You can buy uncured rock or cured rock. Cured rock is free of dead or dying organic matter, whereas uncured rock may have dead or dying reef organisms attached to it. If you buy uncured rock you will need to clean it yourself. Don't place uncured live rock into an aquarium that has fish or other life forms living in it. It is likely to have dead sponges, crustaceans, and other dying organisms that will seriously pollute the water. Cured rock is more expensive, but it is worth the added expense.

If you buy uncured rock you will have to cure it yourself. You do this by cleaning off all of the visible debris (keep it moist during this time) and then you place the uncured live rock into a saltwater filled container (not your aquarium). You must perform frequent water changes on this container for a week or two or until the water no longer smells bad. If there are still dying organisms on the rock then it is likely to have a foul odor.

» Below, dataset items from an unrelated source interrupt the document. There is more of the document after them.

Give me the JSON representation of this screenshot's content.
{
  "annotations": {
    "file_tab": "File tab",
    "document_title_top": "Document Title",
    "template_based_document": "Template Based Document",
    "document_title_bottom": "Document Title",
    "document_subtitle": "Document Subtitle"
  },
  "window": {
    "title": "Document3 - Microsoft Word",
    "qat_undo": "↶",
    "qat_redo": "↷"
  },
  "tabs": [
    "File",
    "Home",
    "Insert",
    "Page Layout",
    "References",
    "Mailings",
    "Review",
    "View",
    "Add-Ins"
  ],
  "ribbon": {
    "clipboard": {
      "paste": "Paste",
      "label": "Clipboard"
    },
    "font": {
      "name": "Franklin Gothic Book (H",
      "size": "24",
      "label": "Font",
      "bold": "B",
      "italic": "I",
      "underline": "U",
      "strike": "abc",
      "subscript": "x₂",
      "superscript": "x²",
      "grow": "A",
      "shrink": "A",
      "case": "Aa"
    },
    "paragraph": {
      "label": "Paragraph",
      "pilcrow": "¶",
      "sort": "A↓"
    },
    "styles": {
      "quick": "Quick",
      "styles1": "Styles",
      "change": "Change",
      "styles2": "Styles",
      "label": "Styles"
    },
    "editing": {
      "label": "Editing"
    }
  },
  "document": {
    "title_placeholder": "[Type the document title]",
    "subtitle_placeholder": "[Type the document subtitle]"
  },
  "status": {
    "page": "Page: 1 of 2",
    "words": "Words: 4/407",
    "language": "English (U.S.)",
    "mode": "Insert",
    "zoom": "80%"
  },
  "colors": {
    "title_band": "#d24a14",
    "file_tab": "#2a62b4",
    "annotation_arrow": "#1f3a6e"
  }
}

As with any aquarium (saltwater or freshwater) you will need an aquarium heater and a thermometer. In general, the water temperature should be kept at about 74-78 degrees Fahrenheit or 23-26 degrees Celsius.


You'll need some sort of substrate to cover the bottom of your aquarium. Don't use the gravel commonly used for freshwater tanks. Instead, use crushed coral or sand (not sandbox sand). Your aquarium retailer should be able to help you with the choice of substrate.

Synthetic Salt Mix

You can buy packets of synthetic salt mix that approximate the conditions of seawater. Remember that you sometimes get what you pay for. Sometimes the cheapest salt mixes aren't the best for you fish. Also, keep in mind that you'll need to do frequent water changes and so you'll need enough salt to accommodate these.


For the marine aquarium you will need a hydrometer to measure the specific gravity of the water. This allows you to determine the salinity of the water.

Chlorine/Chloramine Removers and Reverse Osmosis Purifiers

Because tap water has been treated with either chlorine or chloramine to make it safe for human consumption you will need to use a chlorine/chloramine remover to make the water safe for your fish. Because tap water contains all kinds of heavy metals (e.g., copper, lead, ect.) it is also beneficial to use a reverse osmosis water purifier.

Ground Fault Circuit Interrupter

The combination of water and electicity are dangerous. Saltwater is an even greater conductor of electricity than freshwater is. A ground fault circuit interrupter will disrupt the flow of electricity in the event of accidental immersion (e.g., heater breaks, lighted hood dropped into tank).

Cycle the Aquarium

Once you have everything set up with the water and filtration running, live rock in place ect., then leave your aquarium running, but empty of fish until it cycles. You need to let your tank have enough time to acquire the proper levels of nitrifying bacteria that break down fish waste before adding the fish. You can jumpstart this process in two ways. You can buy some of this bacteria to add to the water or you can add a very small amount of fish food to the water each day for a couple of weeks. The bacteria will feed off the waste produced by the uneaten fish food and will allow your tank to cycle before you add the fish. If you add the fish before your tank cycles they will not survive.

And finally, you should purchase a good water test kit that allows you to measure the pH, ammonia, nitrite, and nitrate levels of the water.